Un país agrícola sin paisanos
El territorio de lo que es hoy la Argentina, estaba muy escasamente poblado antes de la llegada de los españoles.
Los pueblos originarios vivían mayoritariamente en lo que se denomina cultura de los “recolectores de alimentos”, un estadio anterior al de la agricultura, generalmente nómades.
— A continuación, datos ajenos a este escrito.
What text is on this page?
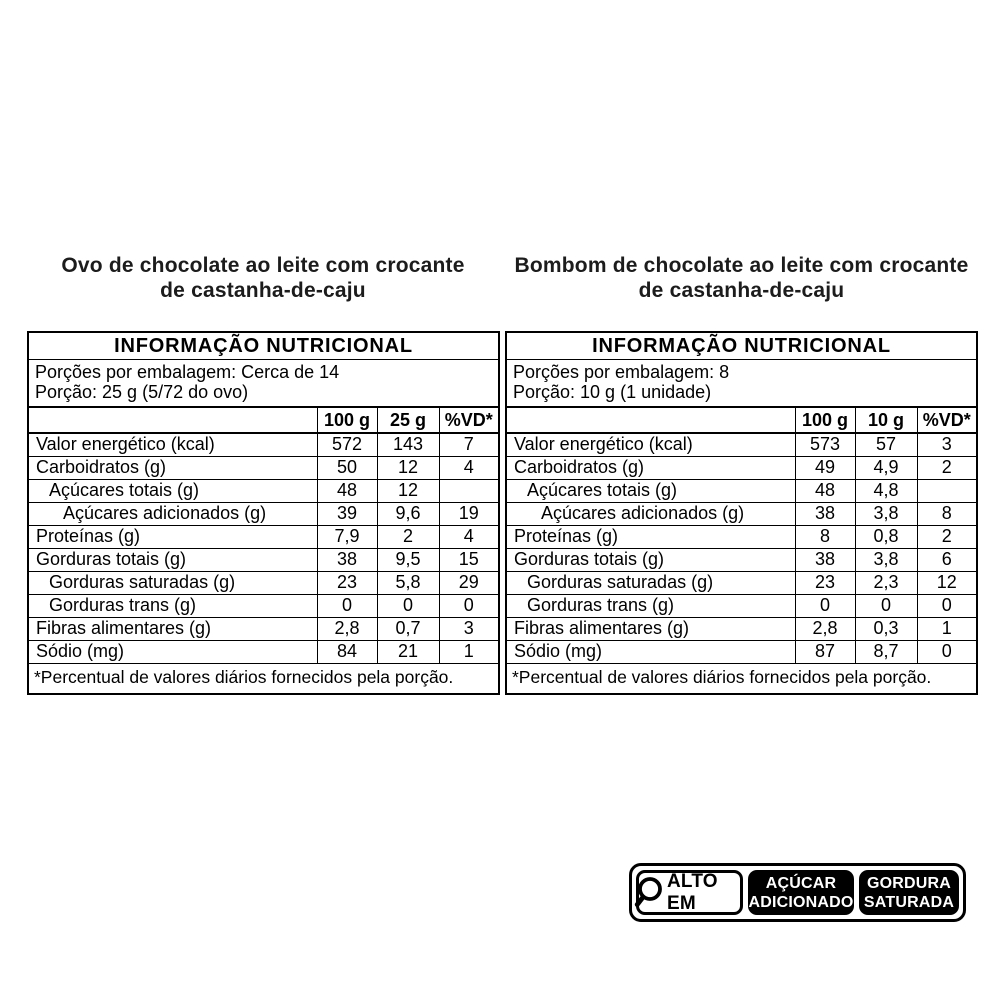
Ovo de chocolate ao leite com crocante
de castanha-de-caju
INFORMAÇÃO NUTRICIONAL			

Porções por embalagem: Cerca de 14
Porção: 25 g (5/72 do ovo)			

	100 g	25 g	%VD*
Valor energético (kcal)	572	143	7
Carboidratos (g)	50	12	4
Açúcares totais (g)	48	12	
Açúcares adicionados (g)	39	9,6	19
Proteínas (g)	7,9	2	4
Gorduras totais (g)	38	9,5	15
Gorduras saturadas (g)	23	5,8	29
Gorduras trans (g)	0	0	0
Fibras alimentares (g)	2,8	0,7	3
Sódio (mg)	84	21	1
*Percentual de valores diários fornecidos pela porção.			
Bombom de chocolate ao leite com crocante
de castanha-de-caju
INFORMAÇÃO NUTRICIONAL			

Porções por embalagem: 8
Porção: 10 g (1 unidade)			

	100 g	10 g	%VD*
Valor energético (kcal)	573	57	3
Carboidratos (g)	49	4,9	2
Açúcares totais (g)	48	4,8	
Açúcares adicionados (g)	38	3,8	8
Proteínas (g)	8	0,8	2
Gorduras totais (g)	38	3,8	6
Gorduras saturadas (g)	23	2,3	12
Gorduras trans (g)	0	0	0
Fibras alimentares (g)	2,8	0,3	1
Sódio (mg)	87	8,7	0
*Percentual de valores diários fornecidos pela porção.			
ALTO EM
AÇÚCAR
ADICIONADO
GORDURA
SATURADA
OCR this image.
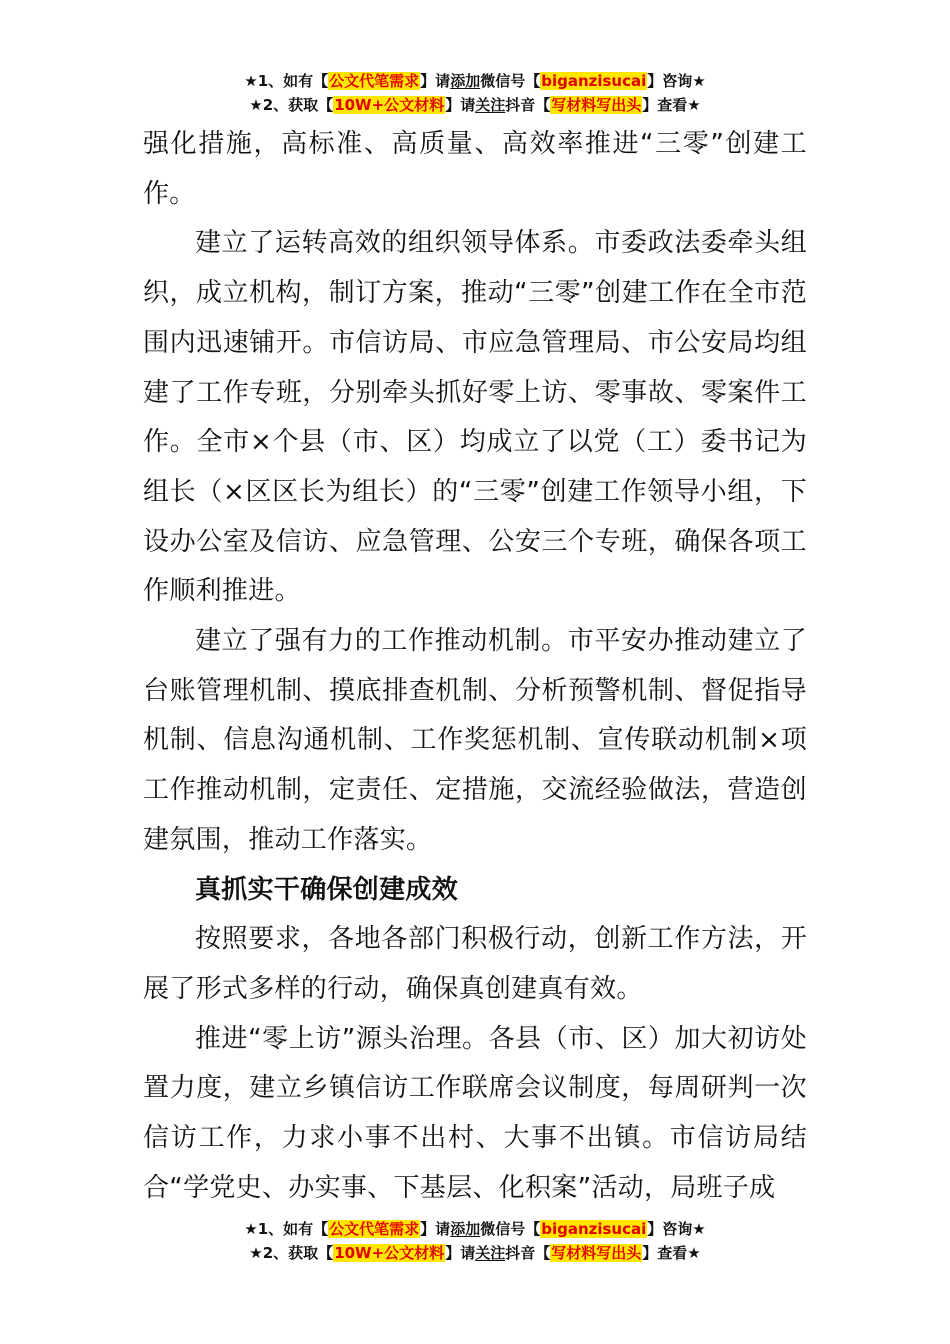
★1、如有【公文代笔需求】请添加微信号【biganzisucai】咨询★
★2、获取【10W+公文材料】请关注抖音【写材料写出头】查看★

强化措施，高标准、高质量、高效率推进“三零”创建工作。

建立了运转高效的组织领导体系。市委政法委牵头组织，成立机构，制订方案，推动“三零”创建工作在全市范围内迅速铺开。市信访局、市应急管理局、市公安局均组建了工作专班，分别牵头抓好零上访、零事故、零案件工作。全市×个县（市、区）均成立了以党（工）委书记为组长（×区区长为组长）的“三零”创建工作领导小组，下设办公室及信访、应急管理、公安三个专班，确保各项工作顺利推进。

建立了强有力的工作推动机制。市平安办推动建立了台账管理机制、摸底排查机制、分析预警机制、督促指导机制、信息沟通机制、工作奖惩机制、宣传联动机制×项工作推动机制，定责任、定措施，交流经验做法，营造创建氛围，推动工作落实。

真抓实干确保创建成效

按照要求，各地各部门积极行动，创新工作方法，开展了形式多样的行动，确保真创建真有效。

推进“零上访”源头治理。各县（市、区）加大初访处置力度，建立乡镇信访工作联席会议制度，每周研判一次信访工作，力求小事不出村、大事不出镇。市信访局结合“学党史、办实事、下基层、化积案”活动，局班子成

★1、如有【公文代笔需求】请添加微信号【biganzisucai】咨询★
★2、获取【10W+公文材料】请关注抖音【写材料写出头】查看★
La introducción por los europeos de vacunos y yeguarizos modificó, y sin duda mejoró, sus condiciones de vida y la satisfacción de sus necesidades.
La estrategia de ocupación territorial de los españoles, para tener alguna presencia en extensos territorios con muy pocos habitantes fue la generación de redes o ejes de pequeños centros poblados para facilitar las comunicaciones, el comercio y la defensa; que generó un predominio marcado de la población urbana, que con diferencia de grado se mantuvo a través del tiempo.
Surgen así constantes de nuestra situación poblacional que marcan fuertemente nuestra historia:
1) Escasa población en relación al territorio: a comienzos del siglo XXI; 14,4 habitantes por Km/2 contra 45,5 habitantes por Km/2 a nivel mundial.
2) Altísima proporción de habitantes urbanos. También en los inicios del presente siglo alrededor del 92% de población urbana mientras a nivel mundial alcanza a solo el 50%.
Argentina, finalmente no se ha podido diferenciar de la situación que, desgraciadamente, caracteriza a la América Latina a nivel mundial: la enorme “brecha” entre ricos y pobres.
Al analizar los últimos censos encontramos la población Argentina dividida en tres tercios casi iguales: 1) La población de la Ciudad de Buenos Aires y los partidos bonaerenses del llamado gran Buenos Aires. 2) La restante que vive en núcleos de mas de 50.000 habitantes. 3) La que vive en urbanizaciones de menos de 50.000 o en el ámbito rural.
A la altísima proporción de habitantes urbanos se le suma una importante “concentración”, la situación se repite en general a nivel provincial.
Alta urbanización, concentración, brecha marcada en la distribución del ingreso, generan el mayor problema, la mayor limitación hacia el futuro de nuestra sociedad: la pobreza e indigencia urbana.
Solamente en el aglomerado bonaerense existen más de 800 villas y asentamientos, donde se estima vive aproximadamente el 16% de su gigantesca población. A esto hay que sumar una proporción similar de habitantes de dicho aglomerado, que carecen de pavimentos y desagües cloacales.
A partir del registro del Censo Nacional de 1970, la población del Gran Buenos Aires cambio la tendencia, ahora crece por debajo (muy ligeramente) del total del país. La concentración apenas se atenúa, pero ya no se acrecienta.
En un libro de texto del secundario de Francia, el capítulo dedicado a la Argentina se titulaba “Un país agrícola sin paisanos” (sin población rural).
Las nuevas tendencias de la producción industrial, que genera menos ocupación con cada vez más capacitación, va agotando o debilitando su rol en la lucha contra la pobreza y la marginación urbana.
El cuentapropismo de muy baja productividad, el llamado “trabajo en negro o no registrado”, el bajo nivel de capacitación, la desocupación y la subocupación son, entre otros, los flagelos a enfrentar en la difícil lucha contra la pobreza urbana; cuya superación no sólo es un problema de justicia; si no también la mayor traba para una transformación positiva y sostenible de nuestra realidad.
Arq. Umberto Terrizzano
Publicado en “Universidad Hoy” Nº 21 – Revista Institucional de la Universidad Católica de Santa Fe.